Favorable Kirkus Reviews
Sometimes slight, but always impressive: an important addition to the chorus of heavier, more lifeless tomes on the subject.
Favorable Library Journal Patrick Sullivan
It is a powerful, earnest, and in some ways playful novel that successfully blends tragedy and pathos with an irresistible exuberance for life. [1 Jan 2005, p.93]
Favorable Salon Laura Miller
The book staggers from full-fledged storytelling to barely veiled memoir to essay to random, canny observation. It's a discombobulated, contradictory work, but it rings true in a way that other stabs at the same topic haven't.
Favorable The Spectator Patrick Skene Catling
Perhaps the essential purpose of this terribly clever, powerful, fatalistic book is to make you feel lucky. So far.
Favorable The New York Times Book Review Stephen Metcalf
Strangely moving.
Favorable The Economist
Now that the international sympathy that the attacks first generated seems to have run dry, many Americans will find this foreigner's fresh grief and incredulity a welcome relief.

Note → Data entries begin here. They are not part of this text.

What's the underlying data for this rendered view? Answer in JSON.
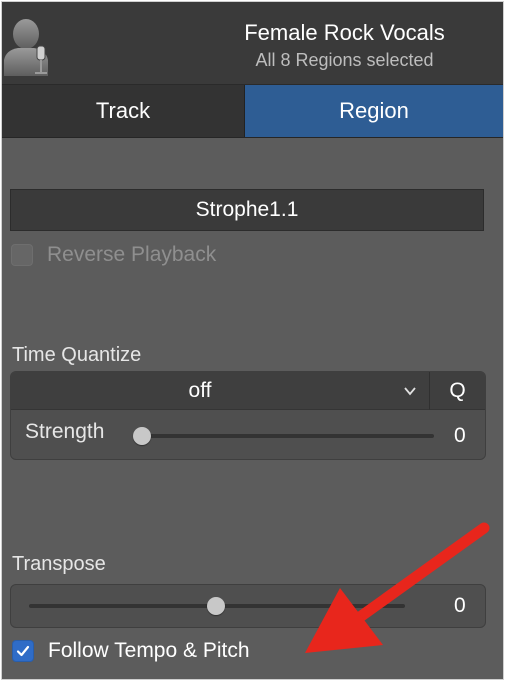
{
  "header": {
    "title": "Female Rock Vocals",
    "subtitle": "All 8 Regions selected",
    "avatar_icon": "singer-microphone-icon"
  },
  "tabs": [
    {
      "label": "Track",
      "active": false
    },
    {
      "label": "Region",
      "active": true
    }
  ],
  "region": {
    "name": "Strophe1.1",
    "reverse_playback": {
      "label": "Reverse Playback",
      "checked": false,
      "enabled": false
    }
  },
  "time_quantize": {
    "label": "Time Quantize",
    "value": "off",
    "q_button": "Q",
    "strength": {
      "label": "Strength",
      "value": "0"
    }
  },
  "transpose": {
    "label": "Transpose",
    "value": "0"
  },
  "follow_tempo": {
    "label": "Follow Tempo & Pitch",
    "checked": true
  },
  "colors": {
    "accent": "#2e5d94",
    "checkbox": "#2f6cc7",
    "annotation_arrow": "#e8261c"
  }
}
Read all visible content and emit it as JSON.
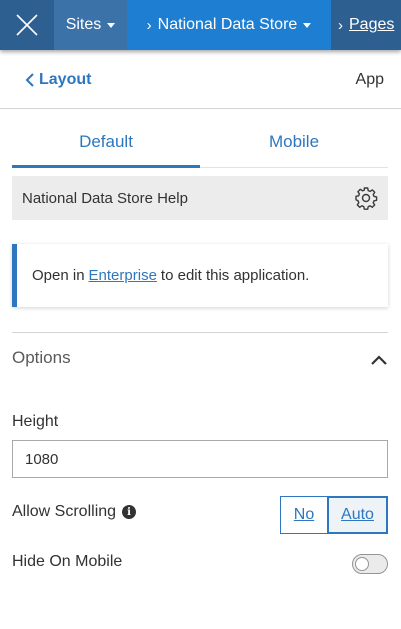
{
  "nav": {
    "sites_label": "Sites",
    "site_name": "National Data Store",
    "pages_label": "Pages"
  },
  "panel": {
    "back_label": "Layout",
    "app_label": "App"
  },
  "tabs": [
    {
      "label": "Default",
      "active": true
    },
    {
      "label": "Mobile",
      "active": false
    }
  ],
  "page": {
    "name": "National Data Store Help"
  },
  "notice": {
    "prefix": "Open in",
    "link": "Enterprise",
    "suffix": "to edit this application."
  },
  "options": {
    "title": "Options",
    "height_label": "Height",
    "height_value": "1080",
    "scrolling_label": "Allow Scrolling",
    "scrolling_options": [
      "No",
      "Auto"
    ],
    "scrolling_selected": "Auto",
    "hide_mobile_label": "Hide On Mobile",
    "hide_mobile_on": false
  },
  "colors": {
    "accent": "#2e77be",
    "topbar": "#3b72a8",
    "topbar_active": "#1e7ed1"
  },
  "icons": {
    "close": "close-icon",
    "back": "chevron-left-icon",
    "settings": "gear-icon",
    "collapse": "chevron-up-icon",
    "info": "info-icon"
  }
}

Unfavorable The Independent Gordon Burn
Beigbeder's direct address to the reader - sardonic, brattish, drillingly autobiographical, with a constant undertow of breezy self-loathing ("Will I be able to look myself in the eye after publishing this book?") - has the distancing and cooling effect that makes his material nearly bearable.
Unfavorable San Francisco Chronicle Sylvia Brownrigg
While we expect some postmodern teasing about whether Beigbeder's self- portrayal is accurate, the persona who emerges is vain, ambitious, shallow, faithless and self-promoting -- by his own account.
Unfavorable Entertainment Weekly Jennifer Reese
While serving up a few clever insights and pretentious inanities ("People who don't understand lap dancing will never understand America"), this ambitious mess revives the horror of 9/11 but sheds no new light on that day.
Terrible Daily Telegraph James Francken
But this book doesn't grapple with the grim truth of 9/11 - it recounts its terrible events in a shamefully reassuring and pious tone.
Terrible The Guardian Josh Lacey
Beigbeder is a smart, sarcastic writer who likes to shock; confronted by 9/11, he is not only cowed, but cowardly. When he comes to the climax of his novel -the deaths of his characters, the collapse of the north tower - he refuses to write about it.